Now that our cluster is up and running, we can interact with MySQL, by connecting to the MySQL server running on Node 1. In order to distribute the data automatically on the nodes, we need to utilise the NDB Engine when we create our tables. This is a distributed version of the InnoDB engine and comes with different features. A comparison is given here. Connect to the MySQL instance on Node 1 as you always would.

root@node1:~# mysql -u root -p
Enter password:

Then we can create a test table to see of the system works properly. In contrast to replication, the nodes do not store the whole data each, but rather gets the data distributed over at least two nodes. This is also the reason why we need to have at least two nodes.

Sakila in the Cluster

We can use the famous Sakila database that is available from the MySQL web site to test our Cluster briefly. The following series of commands retrieves the database and imports it into our cluster.

# Fetch the data
wget http://downloads.mysql.com/docs/sakila-db.tar.gz
# Extract
tar xvfz sakila-db.tar.gz 
cd sakila-db/
# Change the default engine with the cluster engine
sed -i 's/engine=InnoDB/ndbcluster/g' sakila-schema.sql 
# Import schema and data
mysql -u root -p  < sakila-schema.sql 
mysql -u root -p sakila < sakila-data.sql 

Now the data resides in our cluster and is distributed via our two nodes. We can run the following sample query and the system transparently gets the data from the two nodes.

USE sakila;
SELECT CONCAT(customer.last_name, ', ', customer.first_name) AS customer,
    address.phone, film.title
    FROM rental INNER JOIN customer ON rental.customer_id = customer.customer_id
    INNER JOIN address ON customer.address_id = address.address_id
    INNER JOIN inventory ON rental.inventory_id = inventory.inventory_id
    INNER JOIN film ON inventory.film_id = film.film_id
    WHERE rental.return_date IS NULL
    AND rental_date + INTERVAL film.rental_duration DAY < CURRENT_DATE();
...
183 rows in set (0.00 sec)

Caveats

If you try to start the cluster before all components are up and ready, finding the error can be a bit tricky. In the following example, we did not start the data nodes. The MySQL API node is running, but it does not show up. 

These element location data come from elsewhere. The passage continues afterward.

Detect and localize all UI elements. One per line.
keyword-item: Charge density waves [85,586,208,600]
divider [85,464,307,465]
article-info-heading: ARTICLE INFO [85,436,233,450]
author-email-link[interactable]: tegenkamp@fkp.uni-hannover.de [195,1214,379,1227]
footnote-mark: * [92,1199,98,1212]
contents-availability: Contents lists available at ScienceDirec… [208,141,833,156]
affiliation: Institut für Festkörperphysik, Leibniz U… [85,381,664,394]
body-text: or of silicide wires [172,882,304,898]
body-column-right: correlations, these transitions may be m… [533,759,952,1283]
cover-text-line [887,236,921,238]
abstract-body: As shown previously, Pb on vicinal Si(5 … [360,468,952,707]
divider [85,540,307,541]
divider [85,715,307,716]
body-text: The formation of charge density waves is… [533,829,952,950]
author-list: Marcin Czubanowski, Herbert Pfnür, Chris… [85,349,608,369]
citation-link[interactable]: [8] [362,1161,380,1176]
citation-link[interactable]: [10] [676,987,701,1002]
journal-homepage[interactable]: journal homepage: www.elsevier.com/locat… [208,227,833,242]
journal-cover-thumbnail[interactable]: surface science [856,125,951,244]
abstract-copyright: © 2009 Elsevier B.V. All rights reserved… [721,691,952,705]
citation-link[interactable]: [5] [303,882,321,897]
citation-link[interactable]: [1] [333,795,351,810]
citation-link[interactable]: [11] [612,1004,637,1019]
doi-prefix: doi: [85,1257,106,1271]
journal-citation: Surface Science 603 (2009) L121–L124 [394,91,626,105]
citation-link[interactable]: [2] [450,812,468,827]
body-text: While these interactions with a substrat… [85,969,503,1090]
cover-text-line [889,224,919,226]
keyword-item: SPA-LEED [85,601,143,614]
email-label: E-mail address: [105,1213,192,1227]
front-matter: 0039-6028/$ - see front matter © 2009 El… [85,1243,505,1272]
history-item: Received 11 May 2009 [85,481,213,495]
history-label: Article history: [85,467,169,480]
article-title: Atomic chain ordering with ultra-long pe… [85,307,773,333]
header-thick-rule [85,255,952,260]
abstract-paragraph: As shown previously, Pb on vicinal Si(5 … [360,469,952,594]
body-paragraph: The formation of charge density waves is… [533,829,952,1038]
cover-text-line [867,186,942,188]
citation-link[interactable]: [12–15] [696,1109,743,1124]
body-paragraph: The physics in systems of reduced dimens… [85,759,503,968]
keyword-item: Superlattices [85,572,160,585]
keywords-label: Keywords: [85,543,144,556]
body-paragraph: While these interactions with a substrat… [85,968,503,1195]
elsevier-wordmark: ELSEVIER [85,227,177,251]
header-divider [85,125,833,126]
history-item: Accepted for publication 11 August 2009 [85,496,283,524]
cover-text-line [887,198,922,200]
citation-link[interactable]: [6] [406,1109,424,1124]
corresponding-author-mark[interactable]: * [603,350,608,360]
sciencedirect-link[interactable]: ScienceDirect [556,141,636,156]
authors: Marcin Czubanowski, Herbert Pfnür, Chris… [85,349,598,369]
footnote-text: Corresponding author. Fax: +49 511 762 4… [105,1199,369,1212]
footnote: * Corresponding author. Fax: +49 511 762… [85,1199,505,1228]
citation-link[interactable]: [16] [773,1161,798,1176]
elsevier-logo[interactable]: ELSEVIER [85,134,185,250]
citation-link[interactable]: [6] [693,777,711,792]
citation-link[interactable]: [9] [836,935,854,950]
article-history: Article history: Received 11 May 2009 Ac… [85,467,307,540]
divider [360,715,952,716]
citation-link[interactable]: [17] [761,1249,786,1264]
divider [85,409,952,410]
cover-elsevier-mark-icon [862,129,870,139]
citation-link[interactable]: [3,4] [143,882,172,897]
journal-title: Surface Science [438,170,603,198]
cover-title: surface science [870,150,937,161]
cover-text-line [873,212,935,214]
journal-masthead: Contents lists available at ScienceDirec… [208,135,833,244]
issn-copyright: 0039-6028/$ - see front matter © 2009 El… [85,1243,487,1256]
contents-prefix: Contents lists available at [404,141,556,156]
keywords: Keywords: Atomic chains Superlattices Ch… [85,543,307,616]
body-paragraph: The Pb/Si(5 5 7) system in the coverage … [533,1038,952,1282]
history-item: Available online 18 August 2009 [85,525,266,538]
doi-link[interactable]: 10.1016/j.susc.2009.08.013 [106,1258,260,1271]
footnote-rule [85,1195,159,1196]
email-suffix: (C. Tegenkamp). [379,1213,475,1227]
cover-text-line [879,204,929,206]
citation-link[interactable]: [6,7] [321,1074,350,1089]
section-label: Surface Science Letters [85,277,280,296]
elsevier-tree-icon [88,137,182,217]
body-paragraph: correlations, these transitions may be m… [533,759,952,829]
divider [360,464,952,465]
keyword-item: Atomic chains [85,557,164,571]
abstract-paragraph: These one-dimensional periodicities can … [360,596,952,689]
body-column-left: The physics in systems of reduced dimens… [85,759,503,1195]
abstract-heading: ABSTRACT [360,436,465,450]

root@node1:~# /opt/mysql/server-5.7/bin/ndb_mgm
-- NDB Cluster -- Management Client --
ndb_mgm> show
Connected to Management Server at: 192.168.0.81:1186
Cluster Configuration
---------------------
[ndbd(NDB)]	2 node(s)
id=2 (not connected, accepting connect from 192.168.0.82)
id=3 (not connected, accepting connect from 192.168.0.83)

[ndb_mgmd(MGM)]	1 node(s)
id=1	@192.168.0.81  (mysql-5.7.16 ndb-7.5.4)

[mysqld(API)]	1 node(s)
id=4 (not connected, accepting connect from 192.168.0.81)

Check the error log of the management cluster in that case. As long as the cluster does not consist of at least two data nodes and a MySQL API node, it will not start.